Review of Ying xiong on Filmviews.net
Year2002 ReviewerChris Docker
Perhaps the most visually beautiful movie of the year. This epic tale of moral dilemmas, heroism and the legendary and supernaturally gifted swordsmen of the warring states before the unification of China, leaves you gasping with the sheer audacity of the artistry. The only real connection with Crouching Tiger, Hidden Dragon (which I'm afraid I personally found a little tedious) is the use of stunning imagery and landscapes to make, I suppose, what was traditionally a male-dominated film market - boys doing battle - appeal to women as well. But the similarity stops there - Hero is about moral paradoxes, self-sacrifice, difficult questions of leadership - but all handled in a sublime panorama of visual extravagance. A nameless official challenges the evil ruler. His skill in swordsmanship has been aided by the study of human relations, of calligraphy, of numerous other arts. We travel across China - the Viet-nam-like tropics with strange mountains, barren plains, breathtaking mountains, colossal palaces. The characters dress in a way that gives further clues as we see the story from different sides - green, yellow and red all having different symbolism.

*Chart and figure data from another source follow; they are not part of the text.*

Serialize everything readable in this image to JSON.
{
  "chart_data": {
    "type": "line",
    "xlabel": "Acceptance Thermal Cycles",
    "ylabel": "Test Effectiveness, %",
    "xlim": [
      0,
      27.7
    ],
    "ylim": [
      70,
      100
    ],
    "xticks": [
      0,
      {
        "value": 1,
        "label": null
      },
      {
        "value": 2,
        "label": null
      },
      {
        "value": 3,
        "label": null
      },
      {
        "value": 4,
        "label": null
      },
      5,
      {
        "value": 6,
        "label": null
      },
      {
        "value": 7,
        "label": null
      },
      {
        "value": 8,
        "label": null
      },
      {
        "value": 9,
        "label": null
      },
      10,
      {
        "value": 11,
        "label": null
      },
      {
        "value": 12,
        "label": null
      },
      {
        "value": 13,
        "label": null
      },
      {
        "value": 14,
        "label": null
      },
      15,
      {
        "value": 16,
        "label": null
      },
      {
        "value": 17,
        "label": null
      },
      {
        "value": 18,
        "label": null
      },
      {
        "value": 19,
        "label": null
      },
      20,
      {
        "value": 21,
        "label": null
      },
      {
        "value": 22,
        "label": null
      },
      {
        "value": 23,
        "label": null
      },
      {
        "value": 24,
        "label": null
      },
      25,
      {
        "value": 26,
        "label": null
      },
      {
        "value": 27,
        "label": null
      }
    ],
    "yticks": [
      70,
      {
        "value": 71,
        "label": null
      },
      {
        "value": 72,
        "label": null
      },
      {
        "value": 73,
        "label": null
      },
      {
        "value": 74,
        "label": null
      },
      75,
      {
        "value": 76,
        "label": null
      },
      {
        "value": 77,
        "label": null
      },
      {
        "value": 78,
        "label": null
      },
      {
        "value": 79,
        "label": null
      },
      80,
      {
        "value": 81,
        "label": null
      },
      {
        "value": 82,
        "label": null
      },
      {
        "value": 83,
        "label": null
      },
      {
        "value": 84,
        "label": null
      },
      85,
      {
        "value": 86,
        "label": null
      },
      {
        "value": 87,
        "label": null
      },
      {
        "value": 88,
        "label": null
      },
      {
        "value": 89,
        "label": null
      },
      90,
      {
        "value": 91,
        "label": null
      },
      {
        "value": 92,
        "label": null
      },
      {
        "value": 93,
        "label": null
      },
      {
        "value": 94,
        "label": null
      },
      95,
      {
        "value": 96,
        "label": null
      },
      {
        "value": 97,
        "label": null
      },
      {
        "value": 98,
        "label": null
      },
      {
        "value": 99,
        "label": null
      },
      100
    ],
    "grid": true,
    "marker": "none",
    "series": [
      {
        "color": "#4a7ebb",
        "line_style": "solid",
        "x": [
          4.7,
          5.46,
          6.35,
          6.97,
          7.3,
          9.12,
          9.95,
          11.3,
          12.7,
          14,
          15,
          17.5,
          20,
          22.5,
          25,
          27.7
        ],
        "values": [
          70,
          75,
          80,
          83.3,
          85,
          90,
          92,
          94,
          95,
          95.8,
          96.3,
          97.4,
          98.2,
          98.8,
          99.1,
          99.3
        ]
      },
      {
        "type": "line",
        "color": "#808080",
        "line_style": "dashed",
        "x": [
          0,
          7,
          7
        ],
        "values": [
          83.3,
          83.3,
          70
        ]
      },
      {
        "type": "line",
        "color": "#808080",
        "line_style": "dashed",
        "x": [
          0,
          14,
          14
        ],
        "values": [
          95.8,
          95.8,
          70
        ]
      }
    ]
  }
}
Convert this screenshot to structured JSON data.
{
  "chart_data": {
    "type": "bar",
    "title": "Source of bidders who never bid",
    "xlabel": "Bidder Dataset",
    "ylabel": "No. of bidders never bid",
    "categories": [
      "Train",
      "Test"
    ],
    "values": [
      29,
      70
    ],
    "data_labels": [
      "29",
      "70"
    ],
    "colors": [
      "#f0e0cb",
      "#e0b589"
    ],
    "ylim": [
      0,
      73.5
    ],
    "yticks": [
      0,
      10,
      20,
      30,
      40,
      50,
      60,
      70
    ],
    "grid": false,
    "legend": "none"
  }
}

The one jarring factor is the dubious political message which smacks of justification for totalitarianism - with not only a wink to modern China but also to the United States and its expansionist foreign policy and the sort of justifications that Bush type administrations use. The film has possibly meddled with history in terms of the main characters and their actual moral fibre or real motives. In what has become a legendary injustice, the Disney/Miramax empire did not released Hero in the USA until February 2004 - fourteen months after it was released in Hong Kong, and a full year after it received an Academy Award and Golden Globe Nomination for Best Foreign Language Film of 2002 (a fact not highlighted in the promotional trailers and posters very much).